Posted July 25, 2015
Transforming a Crisis into Hope
Published Jul 16, 2015 in In the News, Pope Francis
As the crisis over debt in Greece comes to a head, Pope Francis' address to the Second World Meeting of Popular Movements could not be more relevant. His comments are a reminder that there is "a globalization of exclusion and indifference" that can lead to despair, but can also give way to a globalization of hope. It is a reminder that any Christian approach to change must be focused on real people. But what does this have to do with Greece?
The Pope firsts asks that we always listen to the people affected when considering how to resolve the many issues facing our world. In a world where the majority of the news we get is sprinkled with figures and dollar signs, Francis' call to listen to the experiences of real people challenges us to dig deeper. This great article in the Guardian outlines all of the reasons why so many young Greeks voted against bailout terms and highlights the pain felt by so many people affected by the proposed austerity measures. One young Greek voter said of the current state of affairs, "This situation was caused by the administration mechanisms in Europe who favour finances and not humans." That sounds just like Pope Francis! "The first task is to put the economy at the service of peoples. Human beings and nature must not be at the service of money." Both the experience of the Greek people and the words of Pope Francis call us to move toward an economy that is based not on money but on people.
As the Greek bailout summit progressed, the trending Twitter tag #thisisacoup showed the way people saw some of the larger economies as forcing humiliating terms on the Greek government. These tweets show many people to be particularly concerned by close monitoring by outside organizations and pressure to immediately pass stringent laws imposed by foreign creditors. The Pope warns about this type of bullying which shows "the anonymous influence of mammon: corporations, loan agencies, certain 'free trade' treaties, and the imposition of measures of 'austerity' which always tighten the belt of workers and the poor."
It seems as though all Greeks, whether they support this new deal or not, agree that it will be an uphill battle to implement these new austerity measures. They have experienced similar terms in the past and have failed to see change, and so are crying out for real solutions now. The Pope told the assembly in Bolivia, "We desire a positive change for the benefit of all our brothers and sisters. We know this. We desire change enriched by the collaboration of governments, popular movements and other social forces." The Greek people share in this same desire that Francis identified. Because of this desire, they are dissatisfied with this third bailout, seeing it as another patch, concocted overnight (albeit a very long night), which fails to address the root causes of the problem.
I see this crisis as a sign of things to come. It has brought to the world stage the issues presented by our existing system. The Pope's words are consoling and encouraging as he reminds us that change must start with the people, rather than the economic policy-based approach we're presently seeing with the Greek situation.

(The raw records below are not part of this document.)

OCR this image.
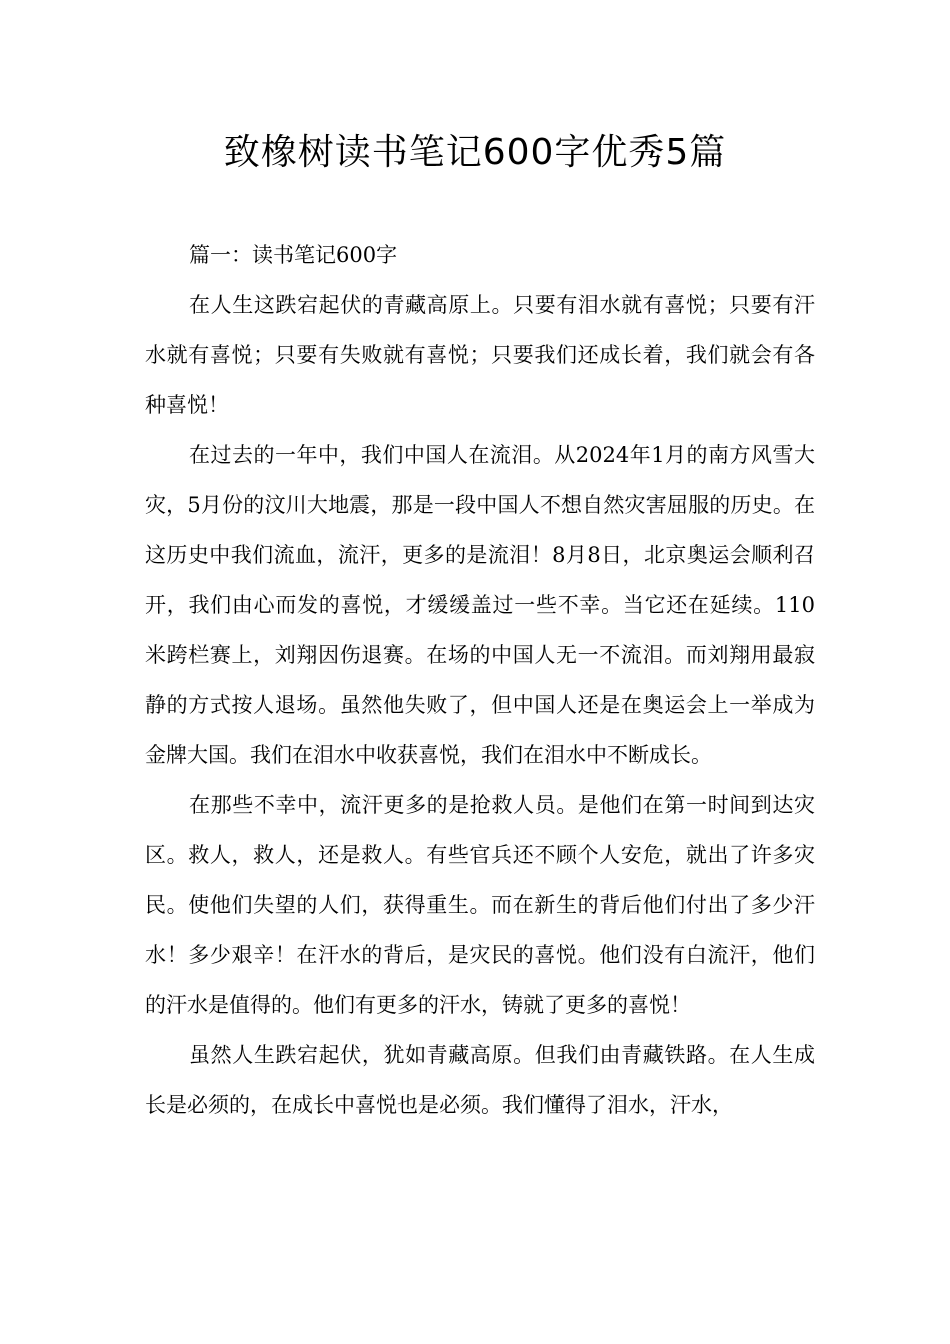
致橡树读书笔记600字优秀5篇

篇一：读书笔记600字

在人生这跌宕起伏的青藏高原上。只要有泪水就有喜悦；只要有汗水就有喜悦；只要有失败就有喜悦；只要我们还成长着，我们就会有各种喜悦！

在过去的一年中，我们中国人在流泪。从2024年1月的南方风雪大灾，5月份的汶川大地震，那是一段中国人不想自然灾害屈服的历史。在这历史中我们流血，流汗，更多的是流泪！8月8日，北京奥运会顺利召开，我们由心而发的喜悦，才缓缓盖过一些不幸。当它还在延续。110米跨栏赛上，刘翔因伤退赛。在场的中国人无一不流泪。而刘翔用最寂静的方式按人退场。虽然他失败了，但中国人还是在奥运会上一举成为金牌大国。我们在泪水中收获喜悦，我们在泪水中不断成长。

在那些不幸中，流汗更多的是抢救人员。是他们在第一时间到达灾区。救人，救人，还是救人。有些官兵还不顾个人安危，就出了许多灾民。使他们失望的人们，获得重生。而在新生的背后他们付出了多少汗水！多少艰辛！在汗水的背后，是灾民的喜悦。他们没有白流汗，他们的汗水是值得的。他们有更多的汗水，铸就了更多的喜悦！

虽然人生跌宕起伏，犹如青藏高原。但我们由青藏铁路。在人生成长是必须的，在成长中喜悦也是必须。我们懂得了泪水，汗水，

It won't be one government or organization that will come up with the solution. It is our responsibility both as Christians and as citizens of the world to consider the effects of a mammon-centric society.
How will we respond when presented with similar problems coming from other places fed by the same corrupted roots? Pope Francis tells us, and all those seeking change, "the future of humanity is in great measure in your own hands." The pope reminds us that change is possible and most importantly urges us, "Don't lose heart!"